Born in Springfield, Massachusetts in 1946, Kahn received his BA from the University of Pennsylvania in 1967. The following year he studied at the Arts Students League, New York, under Theodoros Stamos, where he encountered first-generation Abstract Expressionists including Mark Rothko. He earned his MFA in painting from Rutgers University in 1970. Initially working in a mode informed by artists such as Kenneth Noland, Frank Stella and Helen Frankenthaler, Kahn discarded abstraction altogether when he began to feel it didn’t adequately reflect his own lived experience. He spent four years living in Sag Harbor, at the end of Long Island, teaching himself to paint landscapes, still lifes, interiors and portraits from life. He views this time as his most important period of learning, and considers himself a self-taught artist. On his return to New York City, in the absence of beautiful views from his window, Kahn began to draw upon his imagination, dreams and memories, and his work took on the more fantastical quality for which he is best known today. With a miniaturist’s eye for detail and a cinematic sense of staging, he has continued to develop this style over the past four decades.

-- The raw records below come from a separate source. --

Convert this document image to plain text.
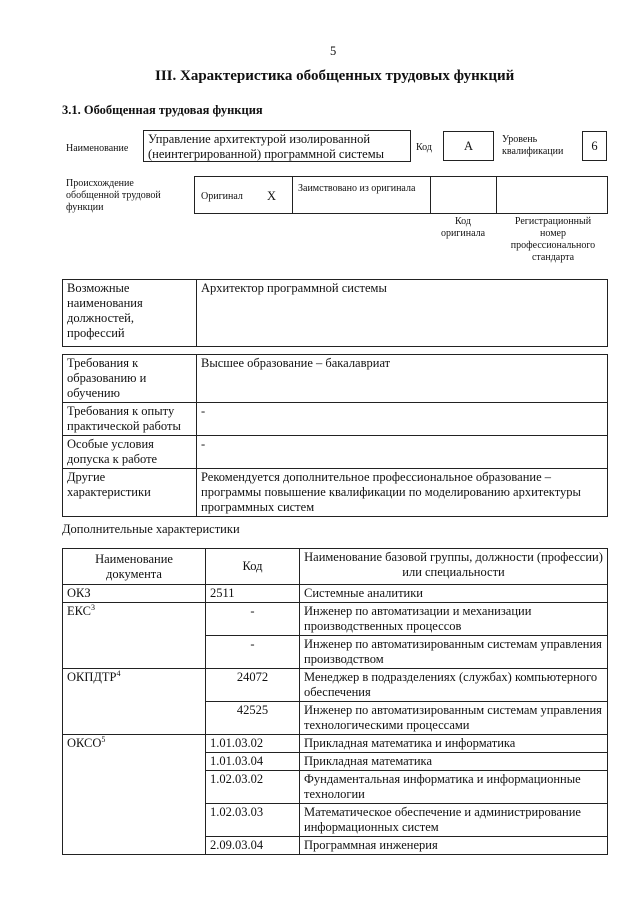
5
III. Характеристика обобщенных трудовых функций
3.1. Обобщенная трудовая функция
Наименование
Управление архитектурой изолированной (неинтегрированной) программной системы	Код	A	Уровень квалификации	6
Происхождение обобщенной трудовой функции
Оригинал X
Заимствовано из оригинала
Код оригинала
Регистрационный номер профессионального стандарта
Возможные наименования должностей, профессий	Архитектор программной системы
Требования к образованию и обучению	Высшее образование – бакалавриат
Требования к опыту практической работы	-
Особые условия допуска к работе	-
Другие характеристики	Рекомендуется дополнительное профессиональное образование – программы повышение квалификации по моделированию архитектуры программных систем
Дополнительные характеристики
Наименование документа	Код	Наименование базовой группы, должности (профессии) или специальности
ОКЗ	2511	Системные аналитики
ЕКС$^3$	-	Инженер по автоматизации и механизации производственных процессов
	-	Инженер по автоматизированным системам управления производством
ОКПДТР$^4$	24072	Менеджер в подразделениях (службах) компьютерного обеспечения
	42525	Инженер по автоматизированным системам управления технологическими процессами
ОКСО$^5$	1.01.03.02	Прикладная математика и информатика
	1.01.03.04	Прикладная математика
	1.02.03.02	Фундаментальная информатика и информационные технологии
	1.02.03.03	Математическое обеспечение и администрирование информационных систем
	2.09.03.04	Программная инженерия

Croquet conjures an uncanny, dreamlike aura worth of Alice’s journey through the rabbit-hole. In the absence of human figures, every detail from the rosy clouds to the rich, meticulously detailed foliage seems alive with symbolism, narrative intrigue and anthropomorphic presence. Kahn, however, sees his works as essentially diaristic: while they contain imaginary elements, all are ultimately drawn from real-life experience. In this sense, landscapes such as the present have as much in common with the Surrealism of René Magritte as they do with the Expressionism of Vincent van Gogh, whom Kahn greatly admires, and whose visions of actual places were shaped and coloured by his internal consciousness. ‘It’s so moving and so compelling’, he says of van Gogh’s work. ‘When you see one of his paintings, it’s like there is no distance between your soul and the artist’s soul. It’s that straightforward and that direct’ (S. Kahn, quoted in ‘Interviews we love: Scott Kahn’, RDN Arts, 2 June 2021). In all its enigmatic splendour, Croquet plunges us no less directly into Kahn’s unique way of seeing the world.